Design Tips: Is It a Basement or a Lower Level?

Cindy Beyer Design Tips

This is a sponsored column by Cindy Beyer, a Reston-based interior designer and Reston Now Best Reston Business Award winner. Find her online at

Basements do not have to be scary. Bogeymen are finding other places to hang out, especially now that basements are becoming part of the living space.

Years ago, basements were only for storage, some such as a Michigan basement only had a ceiling height of 6-7 feet and a dirt floor. Today’s builders are including basements or lower levels as selling tools. However, keep in mind that the only square footage that can be counted in the total square footage must be above grade. A quick call to your zoning office can explain which rooms count.

When purchasing a house or building one, keep in mind the ability to build out your lower level for extra living space or entertainment space for family play, especially if you are land locked. When building your home, it is wise to instruct your builder to add the extra height to the basement walls. An extra two feet will allow your finished ceiling height to be a standard eight foot, hopefully more. It is also a good idea to pick a house and lot plan that will allow a walk out lower level with full access to you back yard.

Building out your lower level can be done while you are building your house if you are lucky, and the cost can sometimes be rolled into your mortgage. However, with most homeowners this is not the case. Some basements go unfinished for years.

For those of you who choose to build out your lower level, the possibilities of what to put in your space are endless. I have built out many lower levels for clients and strongly urge them to consider certain areas such as a kitchenette and bar area with a microwave; an under-counter refrigerator; a wine refrigerator; ice machine; dishwasher (yes a dishwasher, this saves one the trouble of lugging dirty dishes back up the stairs;  a sink and disposal; and ample storage for dishes, glasses, food and beverages.

Most clients opt for a bar with at least four barstools. I suggest the flooring for the kitchen and bar area to be a hard surface type of tile or laminate. The rest you can carpet or tile, depending on the activity.
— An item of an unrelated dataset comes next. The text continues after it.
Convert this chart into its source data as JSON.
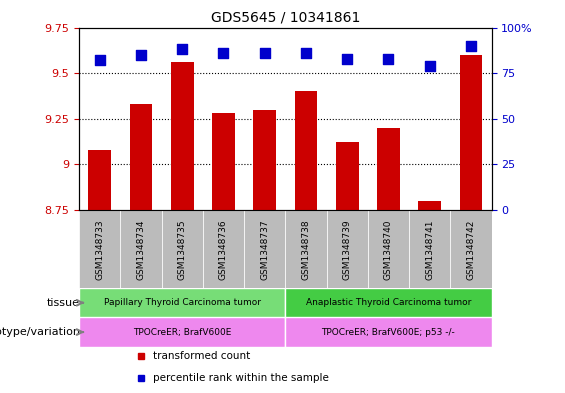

Other important areas to consider are a full bathroom and a guest bedroom, preferably adjoining the bathroom.Keep in mind the bedroom must have outside access as per code.That way you can have a guest suite or a lower-level man cave for little Johnnie when he comes home from college. Just remember, if it is too nice, he won’t want to leave.

Depending on the support columns, it is a good idea to have one large area for pool playing and a good size sitting or conversation area. I would leave out the ping pong table and opt for foosball or pool for it takes less room. If putting in a pool table, be sure you have at least five feet around the entire perimeter of the pool table.

A sitting area is a good place to add a gas fireplace with a direct vent to the outside. Not only does this add a nice focal point to the room, it also keeps you toasty on those damp winter nights. Video rooms or entertainment rooms can be a luxurious as your purse strings will allow. No man cave is complete without a video room.

Other areas to consider are: workout rooms, dance rooms, cedar closets, craft rooms, another laundry room, a home office, etc.  Don’t forget to plan for ample storage space and if you have the room. More and more people are installing wine cellars. I tucked our wine cellar under the stairs. It has enough room to store 1,000 bottles of wine. However, we do have a hard time keeping it stocked.

By building out your lower level you can increase your living space while adding to the value of your home and transform your scary basement into a fantastic lower level.